Despite falls from Glenn and Hano, Sakti, a sophomore transfer from William & Mary with a career high of 9.875 on beam, starred in her UCLA debut with 9.95. She shocked Waller when she made eye contact with her teammates during her routine, shedding the quiet persona she had when she showed up on campus. When Sakti stuck her dismount, she jumped in the air with excitement and rushed to give her teammates high-fives.

“It was so fun and amazing, and I’m so glad to have made this change with this amazing family that I have,” Sakti said. “I just believed in my coaches and my teammates and the trust that we have … that’s what helped me believe in myself.”

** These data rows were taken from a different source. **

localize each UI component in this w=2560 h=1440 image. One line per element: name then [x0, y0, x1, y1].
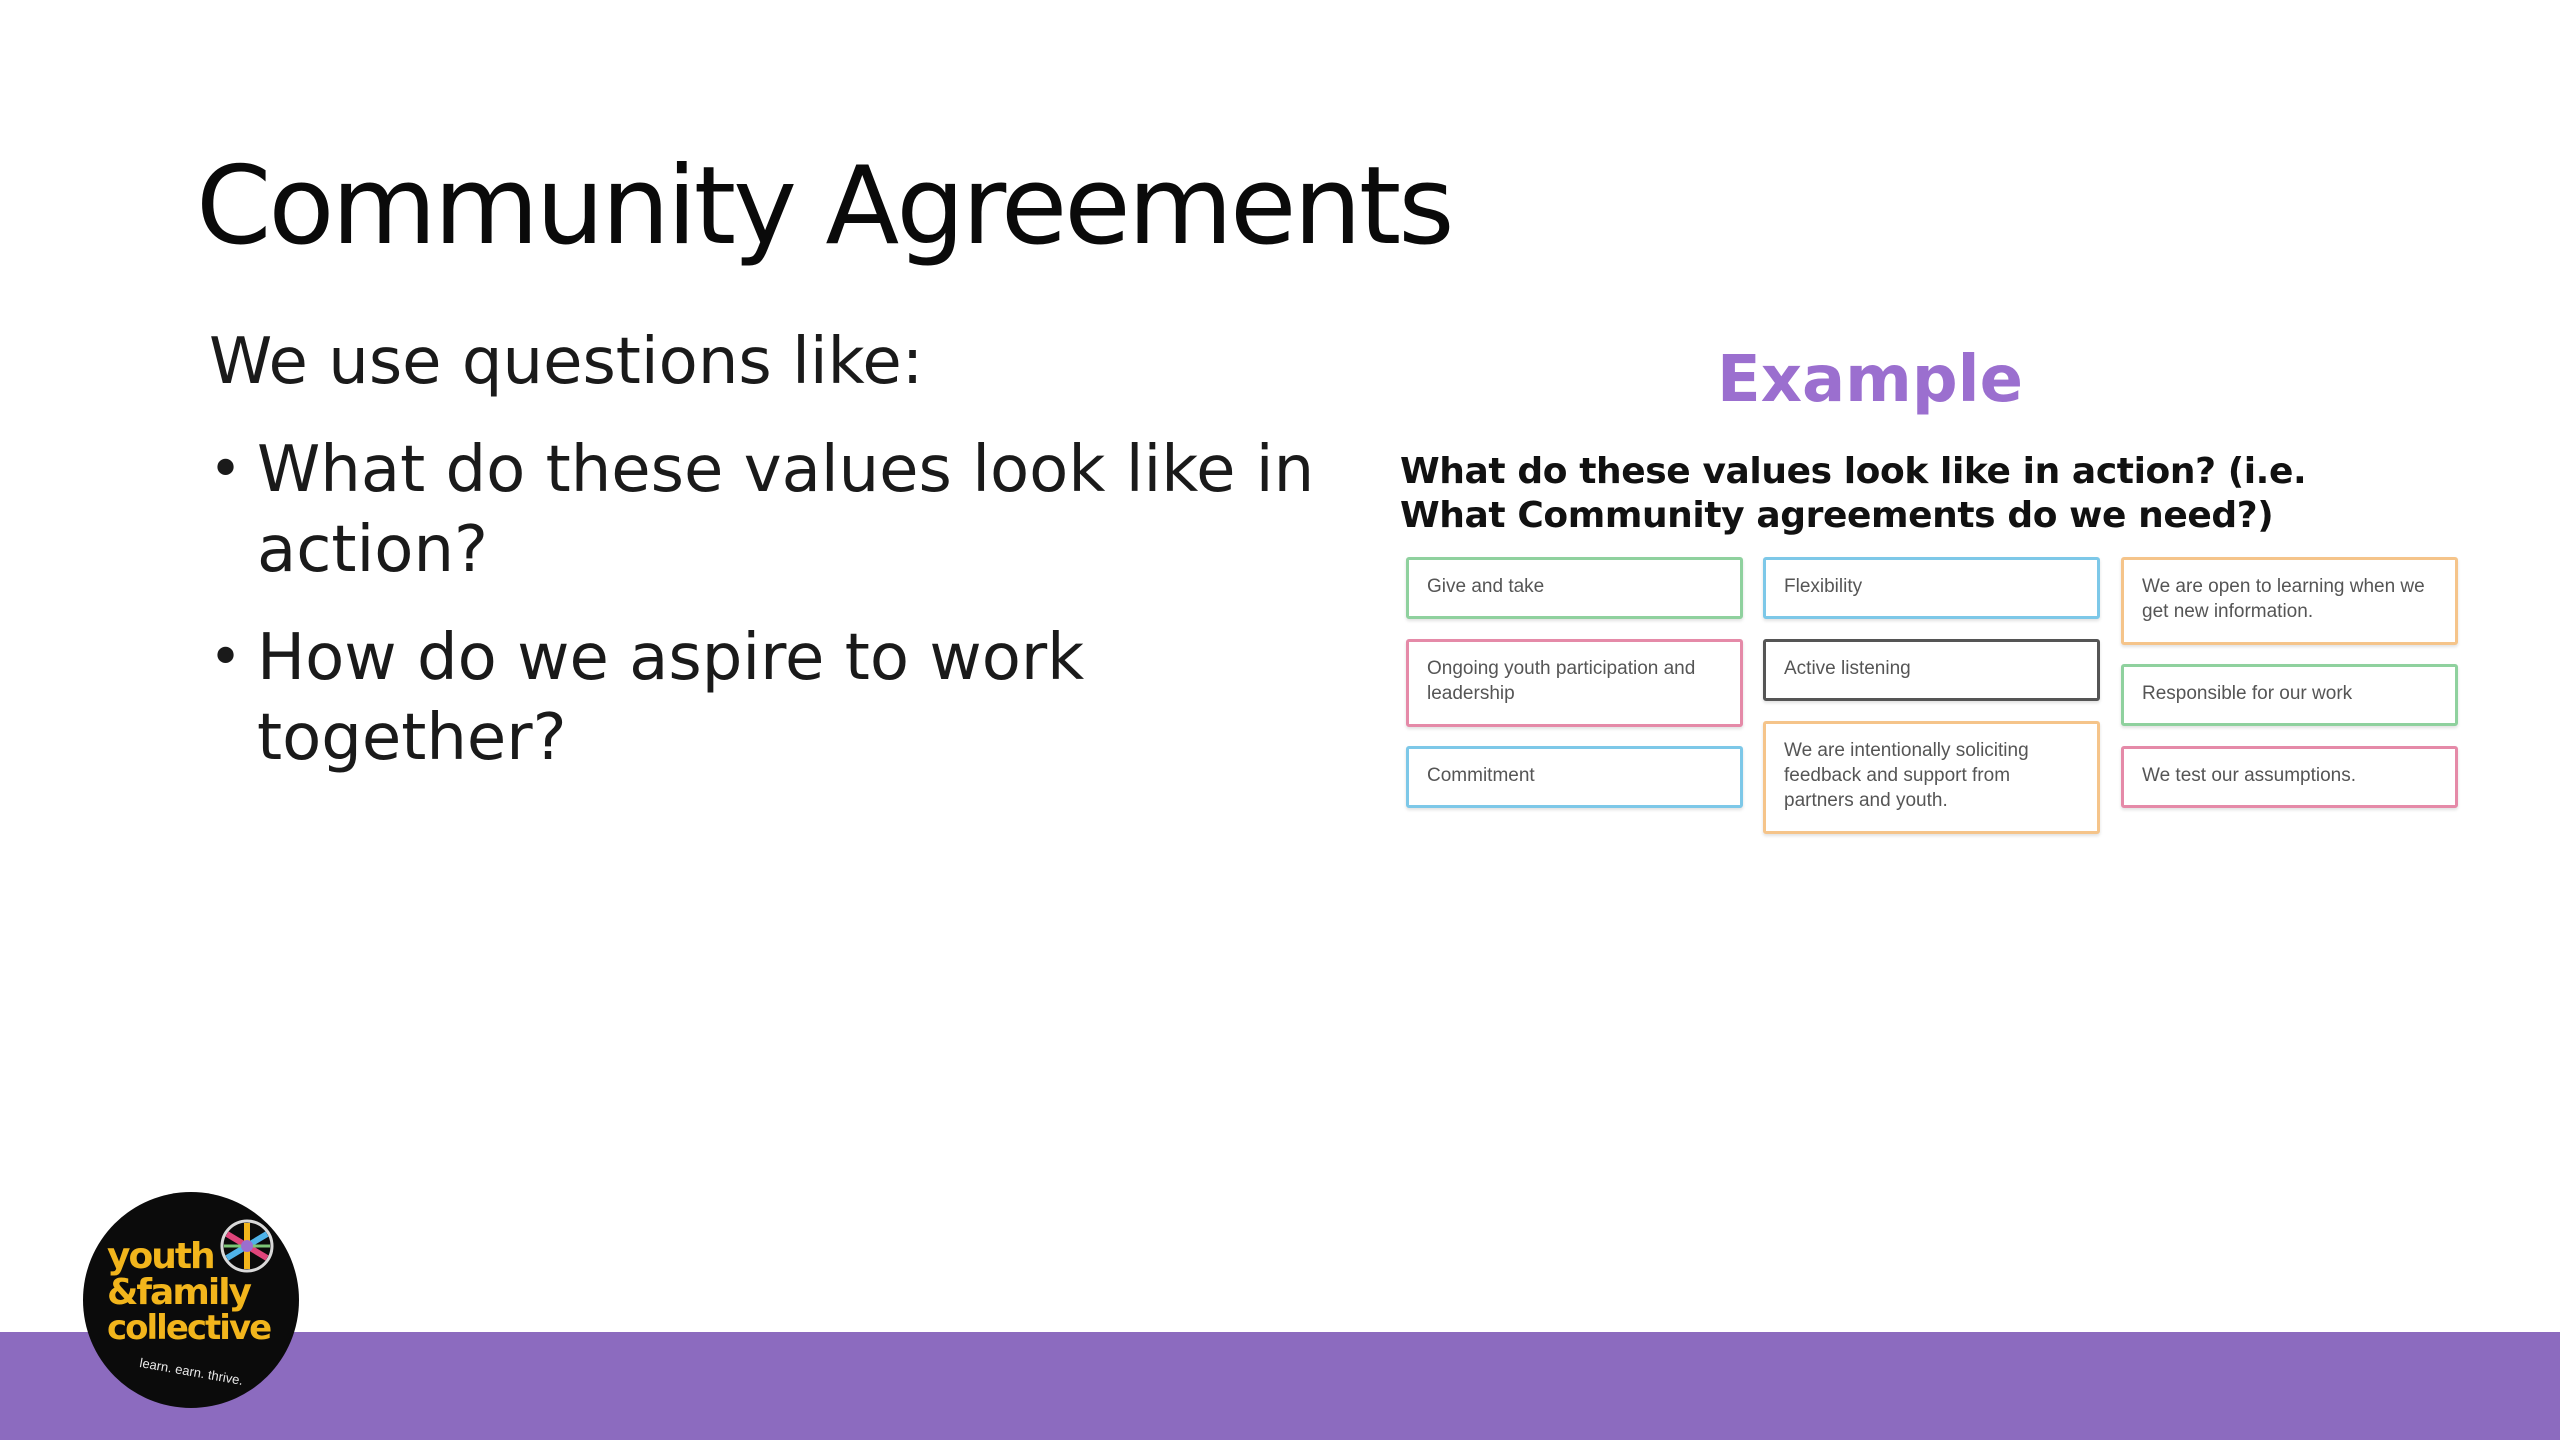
logo-text: youth [107, 1236, 214, 1277]
sticky-note: We are intentionally soliciting feedback and support from partners and youth. [1763, 721, 2100, 834]
logo-text: &family [107, 1272, 251, 1313]
example-question-line: What do these values look like in action? (i.e. [1400, 451, 2307, 492]
sticky-note: We test our assumptions. [2121, 746, 2458, 808]
youth-family-collective-logo [83, 1192, 299, 1408]
slide-title: Community Agreements [196, 144, 1452, 269]
example-question-line: What Community agreements do we need?) [1400, 495, 2274, 536]
bullet: • [209, 437, 243, 502]
question-item [209, 430, 1359, 590]
flower-hub-icon [219, 1218, 275, 1274]
body-text [209, 322, 1359, 806]
sticky-note: Flexibility [1763, 557, 2100, 619]
logo-tagline: learn. earn. thrive. [138, 1355, 245, 1388]
sticky-note: Give and take [1406, 557, 1743, 619]
sticky-note: Ongoing youth participation and leadership [1406, 639, 1743, 727]
example-image [1400, 450, 2470, 850]
sticky-note: Active listening [1763, 639, 2100, 701]
sticky-note: We are open to learning when we get new information. [2121, 557, 2458, 645]
bullet: • [209, 625, 243, 690]
question-text: What do these values look like in action? [257, 433, 1315, 587]
logo-text: collective [107, 1308, 271, 1348]
question-item [209, 618, 1359, 778]
example-question [1400, 450, 2470, 538]
question-text: How do we aspire to work together? [257, 621, 1085, 775]
intro-text: We use questions like: [209, 325, 924, 399]
footer-bar [0, 1332, 2560, 1440]
sticky-note: Responsible for our work [2121, 664, 2458, 726]
example-heading: Example [1716, 343, 2024, 417]
question-list [209, 430, 1359, 778]
sticky-note: Commitment [1406, 746, 1743, 808]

Ross followed with a matching score to salvage the rotation.

“I feel like our energy never let down, and that’s what helped, especially when we got into that tricky situation on beam with the first two people falling,” Ross said. “Our beam lineup is so new, and to see people perform after the falls at the beginning, it was really cool to see that comeback.”

The senior edged out Oklahoma’s Maggie Nichols, the two-time defending NCAA all-around champion, for the all-around title, winning with 39.725 to Nichols’ 39.625.

The Bruins, who quickly began a new streak of 49-point scores on floor (49.425) and vault (49.225), hope to come back stronger for their home opener Jan. 13 against Boise State.